Дамблдор как мог, пытался поддержать. Он говорил, что несмотря на скорый неизбежный конец, она должна достойно прожить этот отведенный ей кусочек времени. Оставить в памяти близких и друзей несломленный образ отважной и доброй девочки с горящим и любящим сердцем. Он сказал, что в некотором роде ей повезло. Ведь не всем выпадает возможность проститься с теми, кого они любят. От справедливости слов бывшего директора Драко захотелось порвать к чертям его гребаный проницательный портрет.

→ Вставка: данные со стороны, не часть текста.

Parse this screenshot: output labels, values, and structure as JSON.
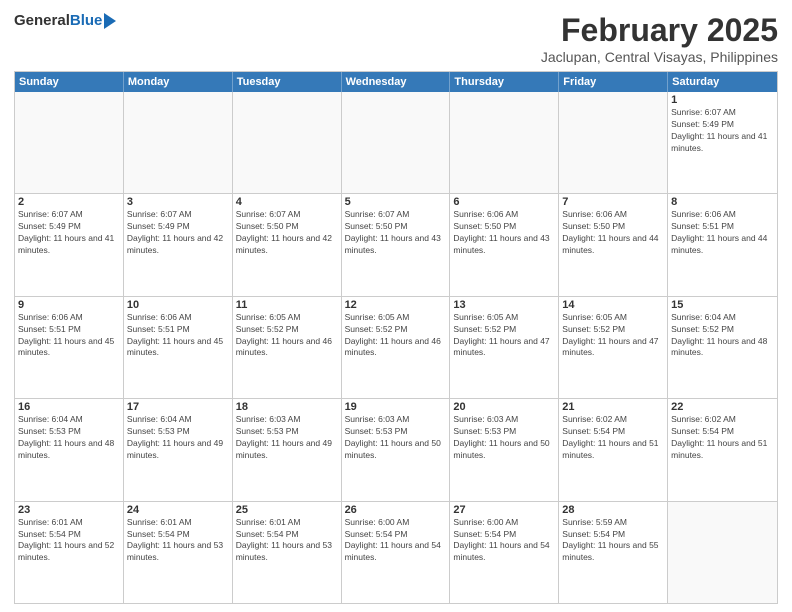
{
  "logo": {
    "general": "General",
    "blue": "Blue"
  },
  "title": "February 2025",
  "location": "Jaclupan, Central Visayas, Philippines",
  "header_days": [
    "Sunday",
    "Monday",
    "Tuesday",
    "Wednesday",
    "Thursday",
    "Friday",
    "Saturday"
  ],
  "weeks": [
    [
      {
        "day": "",
        "info": ""
      },
      {
        "day": "",
        "info": ""
      },
      {
        "day": "",
        "info": ""
      },
      {
        "day": "",
        "info": ""
      },
      {
        "day": "",
        "info": ""
      },
      {
        "day": "",
        "info": ""
      },
      {
        "day": "1",
        "info": "Sunrise: 6:07 AM\nSunset: 5:49 PM\nDaylight: 11 hours and 41 minutes."
      }
    ],
    [
      {
        "day": "2",
        "info": "Sunrise: 6:07 AM\nSunset: 5:49 PM\nDaylight: 11 hours and 41 minutes."
      },
      {
        "day": "3",
        "info": "Sunrise: 6:07 AM\nSunset: 5:49 PM\nDaylight: 11 hours and 42 minutes."
      },
      {
        "day": "4",
        "info": "Sunrise: 6:07 AM\nSunset: 5:50 PM\nDaylight: 11 hours and 42 minutes."
      },
      {
        "day": "5",
        "info": "Sunrise: 6:07 AM\nSunset: 5:50 PM\nDaylight: 11 hours and 43 minutes."
      },
      {
        "day": "6",
        "info": "Sunrise: 6:06 AM\nSunset: 5:50 PM\nDaylight: 11 hours and 43 minutes."
      },
      {
        "day": "7",
        "info": "Sunrise: 6:06 AM\nSunset: 5:50 PM\nDaylight: 11 hours and 44 minutes."
      },
      {
        "day": "8",
        "info": "Sunrise: 6:06 AM\nSunset: 5:51 PM\nDaylight: 11 hours and 44 minutes."
      }
    ],
    [
      {
        "day": "9",
        "info": "Sunrise: 6:06 AM\nSunset: 5:51 PM\nDaylight: 11 hours and 45 minutes."
      },
      {
        "day": "10",
        "info": "Sunrise: 6:06 AM\nSunset: 5:51 PM\nDaylight: 11 hours and 45 minutes."
      },
      {
        "day": "11",
        "info": "Sunrise: 6:05 AM\nSunset: 5:52 PM\nDaylight: 11 hours and 46 minutes."
      },
      {
        "day": "12",
        "info": "Sunrise: 6:05 AM\nSunset: 5:52 PM\nDaylight: 11 hours and 46 minutes."
      },
      {
        "day": "13",
        "info": "Sunrise: 6:05 AM\nSunset: 5:52 PM\nDaylight: 11 hours and 47 minutes."
      },
      {
        "day": "14",
        "info": "Sunrise: 6:05 AM\nSunset: 5:52 PM\nDaylight: 11 hours and 47 minutes."
      },
      {
        "day": "15",
        "info": "Sunrise: 6:04 AM\nSunset: 5:52 PM\nDaylight: 11 hours and 48 minutes."
      }
    ],
    [
      {
        "day": "16",
        "info": "Sunrise: 6:04 AM\nSunset: 5:53 PM\nDaylight: 11 hours and 48 minutes."
      },
      {
        "day": "17",
        "info": "Sunrise: 6:04 AM\nSunset: 5:53 PM\nDaylight: 11 hours and 49 minutes."
      },
      {
        "day": "18",
        "info": "Sunrise: 6:03 AM\nSunset: 5:53 PM\nDaylight: 11 hours and 49 minutes."
      },
      {
        "day": "19",
        "info": "Sunrise: 6:03 AM\nSunset: 5:53 PM\nDaylight: 11 hours and 50 minutes."
      },
      {
        "day": "20",
        "info": "Sunrise: 6:03 AM\nSunset: 5:53 PM\nDaylight: 11 hours and 50 minutes."
      },
      {
        "day": "21",
        "info": "Sunrise: 6:02 AM\nSunset: 5:54 PM\nDaylight: 11 hours and 51 minutes."
      },
      {
        "day": "22",
        "info": "Sunrise: 6:02 AM\nSunset: 5:54 PM\nDaylight: 11 hours and 51 minutes."
      }
    ],
    [
      {
        "day": "23",
        "info": "Sunrise: 6:01 AM\nSunset: 5:54 PM\nDaylight: 11 hours and 52 minutes."
      },
      {
        "day": "24",
        "info": "Sunrise: 6:01 AM\nSunset: 5:54 PM\nDaylight: 11 hours and 53 minutes."
      },
      {
        "day": "25",
        "info": "Sunrise: 6:01 AM\nSunset: 5:54 PM\nDaylight: 11 hours and 53 minutes."
      },
      {
        "day": "26",
        "info": "Sunrise: 6:00 AM\nSunset: 5:54 PM\nDaylight: 11 hours and 54 minutes."
      },
      {
        "day": "27",
        "info": "Sunrise: 6:00 AM\nSunset: 5:54 PM\nDaylight: 11 hours and 54 minutes."
      },
      {
        "day": "28",
        "info": "Sunrise: 5:59 AM\nSunset: 5:54 PM\nDaylight: 11 hours and 55 minutes."
      },
      {
        "day": "",
        "info": ""
      }
    ]
  ]
}
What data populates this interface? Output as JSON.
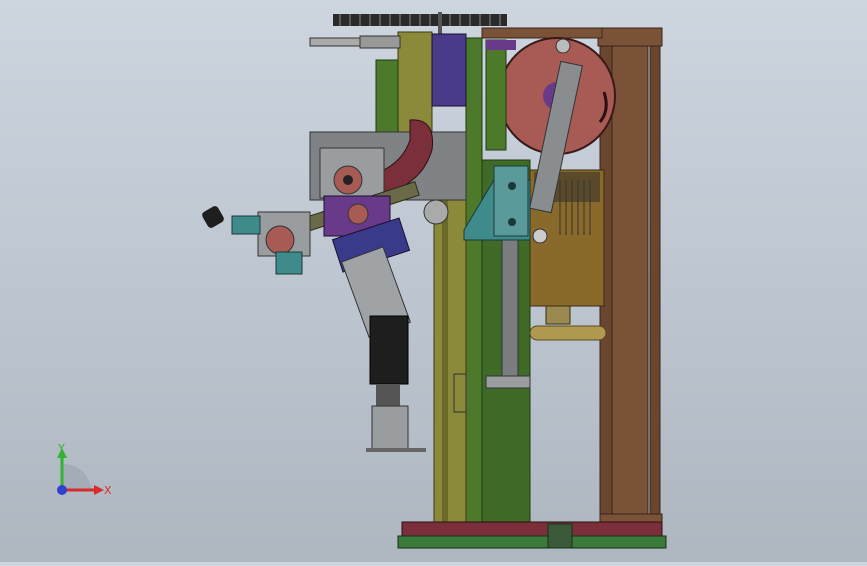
{
  "triad": {
    "y_label": "Y",
    "x_label": "X",
    "y_color": "#2fb52f",
    "x_color": "#d92b2b",
    "z_color": "#2f3fd0"
  },
  "palette": {
    "frame_brown": "#7a5238",
    "frame_green": "#4c7a2a",
    "olive": "#8a8a3a",
    "wheel": "#a85a55",
    "motor_gold": "#8a6a2a",
    "teal": "#3f8a8a",
    "purple": "#6a3a8a",
    "base_red": "#7a2f3a",
    "base_green": "#3a7a3a",
    "steel_gray": "#8a8d90"
  }
}
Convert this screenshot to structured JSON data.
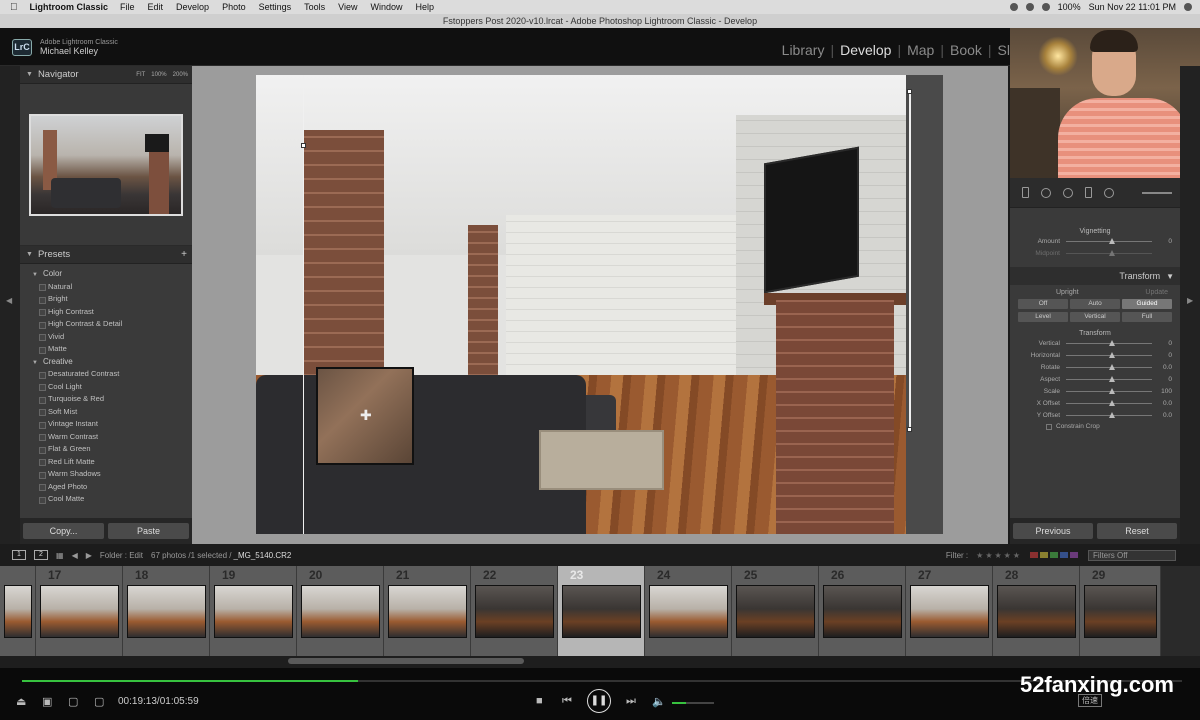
{
  "menubar": {
    "app_name": "Lightroom Classic",
    "items": [
      "File",
      "Edit",
      "Develop",
      "Photo",
      "Settings",
      "Tools",
      "View",
      "Window",
      "Help"
    ],
    "battery": "100%",
    "datetime": "Sun Nov 22  11:01 PM"
  },
  "window": {
    "title": "Fstoppers Post 2020-v10.lrcat - Adobe Photoshop Lightroom Classic - Develop"
  },
  "identity": {
    "badge": "LrC",
    "product": "Adobe Lightroom Classic",
    "user": "Michael Kelley"
  },
  "modules": [
    "Library",
    "Develop",
    "Map",
    "Book",
    "Sl"
  ],
  "active_module": "Develop",
  "navigator": {
    "title": "Navigator",
    "zoom": [
      "FIT",
      "100%",
      "200%"
    ]
  },
  "presets": {
    "title": "Presets",
    "groups": [
      {
        "name": "Color",
        "items": [
          "Natural",
          "Bright",
          "High Contrast",
          "High Contrast & Detail",
          "Vivid",
          "Matte"
        ]
      },
      {
        "name": "Creative",
        "items": [
          "Desaturated Contrast",
          "Cool Light",
          "Turquoise & Red",
          "Soft Mist",
          "Vintage Instant",
          "Warm Contrast",
          "Flat & Green",
          "Red Lift Matte",
          "Warm Shadows",
          "Aged Photo",
          "Cool Matte"
        ]
      }
    ]
  },
  "left_buttons": {
    "copy": "Copy...",
    "paste": "Paste"
  },
  "vignetting": {
    "title": "Vignetting",
    "rows": [
      {
        "name": "Amount",
        "value": "0"
      },
      {
        "name": "Midpoint",
        "value": ""
      }
    ]
  },
  "transform": {
    "title": "Transform",
    "upright_label": "Upright",
    "update_label": "Update",
    "upright_row1": [
      "Off",
      "Auto",
      "Guided"
    ],
    "upright_row2": [
      "Level",
      "Vertical",
      "Full"
    ],
    "active_upright": "Guided",
    "section_label": "Transform",
    "sliders": [
      {
        "name": "Vertical",
        "value": "0"
      },
      {
        "name": "Horizontal",
        "value": "0"
      },
      {
        "name": "Rotate",
        "value": "0.0"
      },
      {
        "name": "Aspect",
        "value": "0"
      },
      {
        "name": "Scale",
        "value": "100"
      },
      {
        "name": "X Offset",
        "value": "0.0"
      },
      {
        "name": "Y Offset",
        "value": "0.0"
      }
    ],
    "constrain": "Constrain Crop"
  },
  "right_buttons": {
    "previous": "Previous",
    "reset": "Reset"
  },
  "filmstrip_header": {
    "views": [
      "1",
      "2"
    ],
    "folder": "Folder : Edit",
    "count": "67 photos /1 selected /",
    "filename": "_MG_5140.CR2",
    "filter_label": "Filter :",
    "filters_off": "Filters Off"
  },
  "filmstrip": {
    "numbers": [
      "",
      "17",
      "18",
      "19",
      "20",
      "21",
      "22",
      "23",
      "24",
      "25",
      "26",
      "27",
      "28",
      "29"
    ],
    "selected": "23"
  },
  "player": {
    "timecode": "00:19:13/01:05:59",
    "progress_fraction": 0.29,
    "volume_fraction": 0.33,
    "speed": "倍速"
  },
  "watermark": "52fanxing.com"
}
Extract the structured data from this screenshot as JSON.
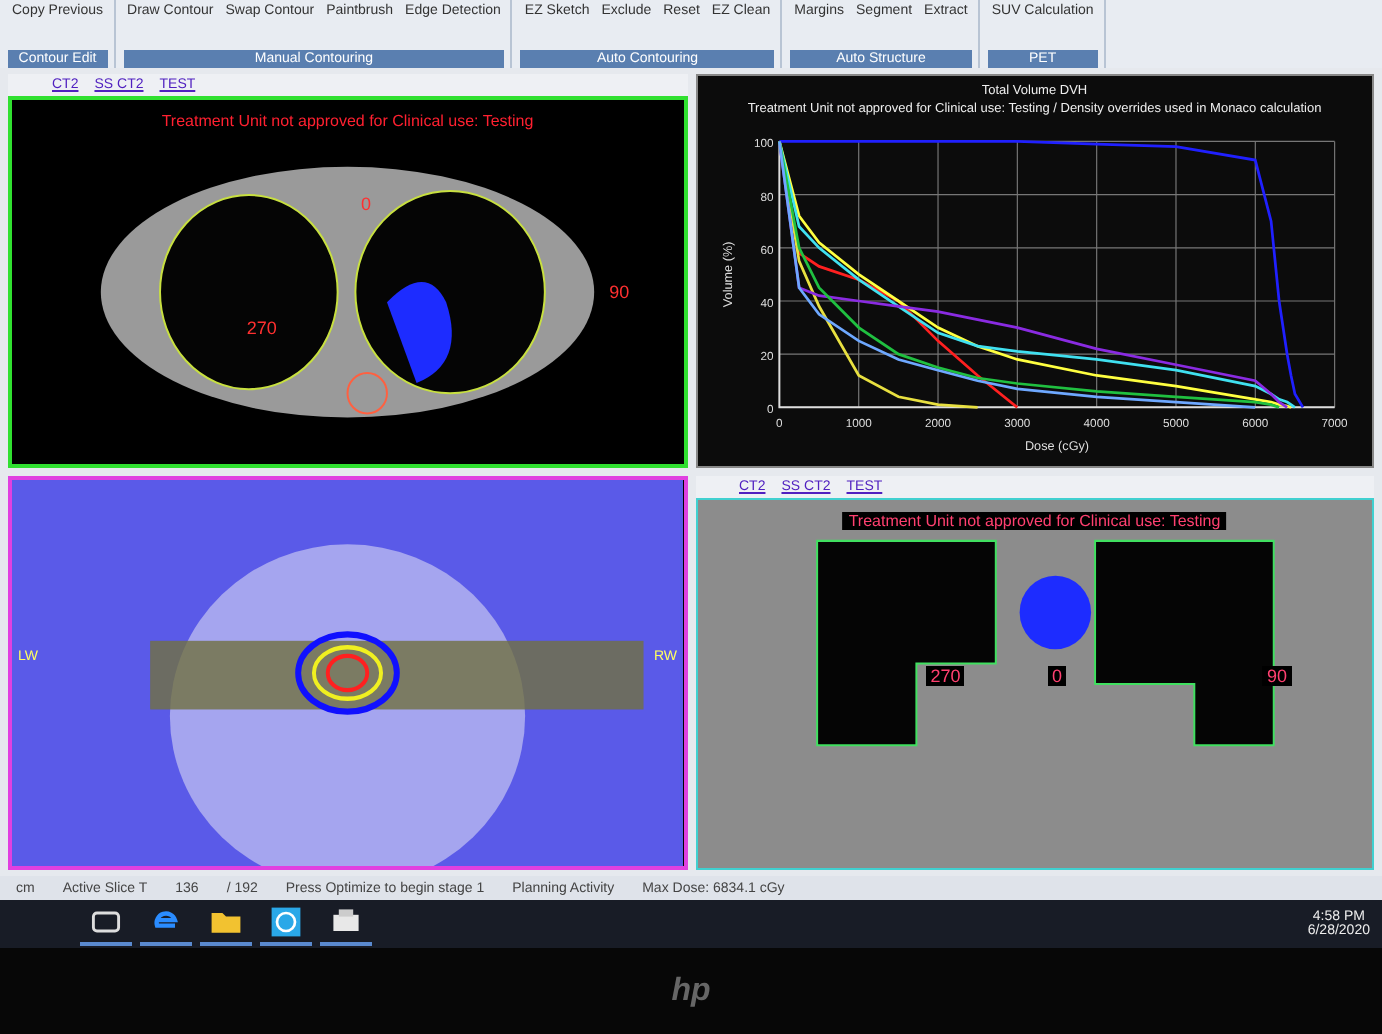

Покидая кабинет директора, Драко обернулся. Он почувствовал на себе взгляд. Снегг коротко кивнул ему, хмуря брови, словно его обуревали противоречия. Малфой кивнул в ответ. Этот безмолвный разговор занял не больше двух секунд. Но от него у Драко на душе потеплело.
Проводив свою девушку в башню, он вернулся к кабинету Макгонагалл. Даже не пришлось говорить пароль, Горгулья отпрыгнула в сторону, открывая проход, стоило ему приблизиться. Значит, Драко правильно всё понял. Его ждали.
Директриса сочувствующе сжала его плечо и вышла из кабинета, не проронив ни слова. Ему даже не пришлось просить оставить их с Северусом наедине. Дамблдор всё так же печально улыбался. Другие директора делали вид, что спят. И лишь Снегг смотрел колючим взглядом.
Глубоко вздохнув, Драко наложил Силенцио и Огохни на другие картины. Портреты тут же оживились и начали беззвучно возмущаться. Забавные.
Малфой понимал, то что он услышит сейчас, ему не понравится. И оказался прав. План был сложным. Трудновыполнимым. И он не давал никаких гарантий. Только крохотная надежда на успех. Мизерная. В процентном соотношении вообще не поддающаяся сравнению.